«Einen realistischen Ansatz» für den Krieg in der Ukraine zu verfolgen, das fordert der pensionierte Oberst der Bundeswehr Wolfgang Richter von der Europäischen Union (EU). Er erklärte das bei einer Veranstaltung zur Lage in der Ukraine am Dienstag im Europäischen Parlament in Brüssel.
Laut einer Pressemitteilung der Abgeordneten Michael von der Schulenburg (Deutschland/BSW) und Ondrej Dostal (Tschechien/fraktionslos) vom selben Tag sagte Richter:
«Die Europäer werden sich entscheiden müssen, ob sie weiterhin eine erfolglose Strategie unterstützen wollen, wahrscheinlich in Konfrontation zu Trumps Ansatz, oder ob sie sich für Verhandlungen einsetzen, ihre Interessen einbringen und so ihr internationales Gewicht stärken wollen.»
Die beiden Abgeordneten hatten die Veranstaltung gemeinsam mit dem italienischen EU-Parlamentarier Danilo Della Valle (5 Stelle) organisiert.
Richter ist ein renommierter Militär- und Sicherheitsanalytiker, der sich während seiner Tätigkeit im NATO-Hauptquartier Europa und im deutschen Verteidigungsministerium mit Verteidigungsplanung, Nuklearstrategie sowie Rüstungskontrolle und -verifikation befasste.

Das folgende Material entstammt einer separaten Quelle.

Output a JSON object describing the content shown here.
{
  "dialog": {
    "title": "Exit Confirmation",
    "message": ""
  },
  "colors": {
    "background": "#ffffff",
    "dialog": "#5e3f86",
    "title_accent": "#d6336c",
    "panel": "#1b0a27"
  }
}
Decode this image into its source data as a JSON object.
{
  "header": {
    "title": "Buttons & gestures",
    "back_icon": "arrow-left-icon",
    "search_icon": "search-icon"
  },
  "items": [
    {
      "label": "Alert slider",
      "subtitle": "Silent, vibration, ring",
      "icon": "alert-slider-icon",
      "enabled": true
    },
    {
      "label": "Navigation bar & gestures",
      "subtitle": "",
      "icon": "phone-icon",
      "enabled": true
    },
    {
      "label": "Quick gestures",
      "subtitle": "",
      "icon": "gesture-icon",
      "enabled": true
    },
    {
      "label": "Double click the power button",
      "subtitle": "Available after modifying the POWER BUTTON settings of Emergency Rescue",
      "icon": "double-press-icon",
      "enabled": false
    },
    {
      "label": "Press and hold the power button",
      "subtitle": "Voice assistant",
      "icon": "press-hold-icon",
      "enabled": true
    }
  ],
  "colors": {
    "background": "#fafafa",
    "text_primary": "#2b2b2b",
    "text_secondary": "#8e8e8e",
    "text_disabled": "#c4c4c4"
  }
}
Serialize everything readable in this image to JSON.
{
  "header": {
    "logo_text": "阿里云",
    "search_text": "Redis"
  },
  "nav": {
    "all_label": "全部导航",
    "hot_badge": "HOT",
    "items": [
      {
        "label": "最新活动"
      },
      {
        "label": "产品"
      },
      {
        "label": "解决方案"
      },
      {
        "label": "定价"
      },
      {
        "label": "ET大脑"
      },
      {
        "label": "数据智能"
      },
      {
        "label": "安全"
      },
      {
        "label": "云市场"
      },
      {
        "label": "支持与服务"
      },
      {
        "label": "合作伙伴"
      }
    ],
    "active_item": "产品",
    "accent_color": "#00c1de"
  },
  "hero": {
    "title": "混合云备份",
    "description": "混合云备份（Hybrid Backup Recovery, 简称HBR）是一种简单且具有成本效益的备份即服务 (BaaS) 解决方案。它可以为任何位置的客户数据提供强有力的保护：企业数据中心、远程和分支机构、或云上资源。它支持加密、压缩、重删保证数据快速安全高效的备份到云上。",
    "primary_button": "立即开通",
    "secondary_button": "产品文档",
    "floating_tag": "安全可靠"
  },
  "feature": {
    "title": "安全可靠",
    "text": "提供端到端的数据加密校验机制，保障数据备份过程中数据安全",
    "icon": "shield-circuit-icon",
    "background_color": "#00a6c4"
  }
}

Später war er Leiter des militärischen Anteils der Ständigen Vertretung Deutschlands bei der OSZE und arbeitete unter anderem für die regierungsfinanzierte deutsche Stiftung Wissenschaft und Politik (SWP). Gegenwärtig ist er als Associate Fellow beim Genfer Zentrum für Sicherheitspolitik (GCSP) tätig.
Der Pressemitteilung zufolge erklärte der Militär- und Sicherheitsexperte, die europäische Sicherheitsordnung und das strategische nukleare Gleichgewicht zwischen den Vereinigten Staaten und Russland stünden auf dem Spiel. Dies seien existenzielle Fragen. Kiew sei allein nicht in der Lage, diese Fragen zu lösen, betonte Richter demnach.
Er sprach sich deshalb für einen Dialog zwischen Washington, Moskau und den europäischen Hauptstädten aus. Die EU sollte in der Lage sein, den Prozess zu moderieren und zu gestalten, um umfassendere Sicherheitsfragen zu klären, anstatt sich einem Dialog zu verweigern. Zu diesem Zweck müsse ein realistischer Ansatz verfolgt werden.
Petr Drulak, ehemaliger stellvertretender Außenminister der Tschechischen Republik und früherer tschechischer Botschafter in Frankreich, sagte bei der gleichen Veranstaltung:
«Drei Jahre nach Beginn des Krieges in der Ukraine lassen seine Auswirkungen klare Gewinner und Verlierer erkennen.»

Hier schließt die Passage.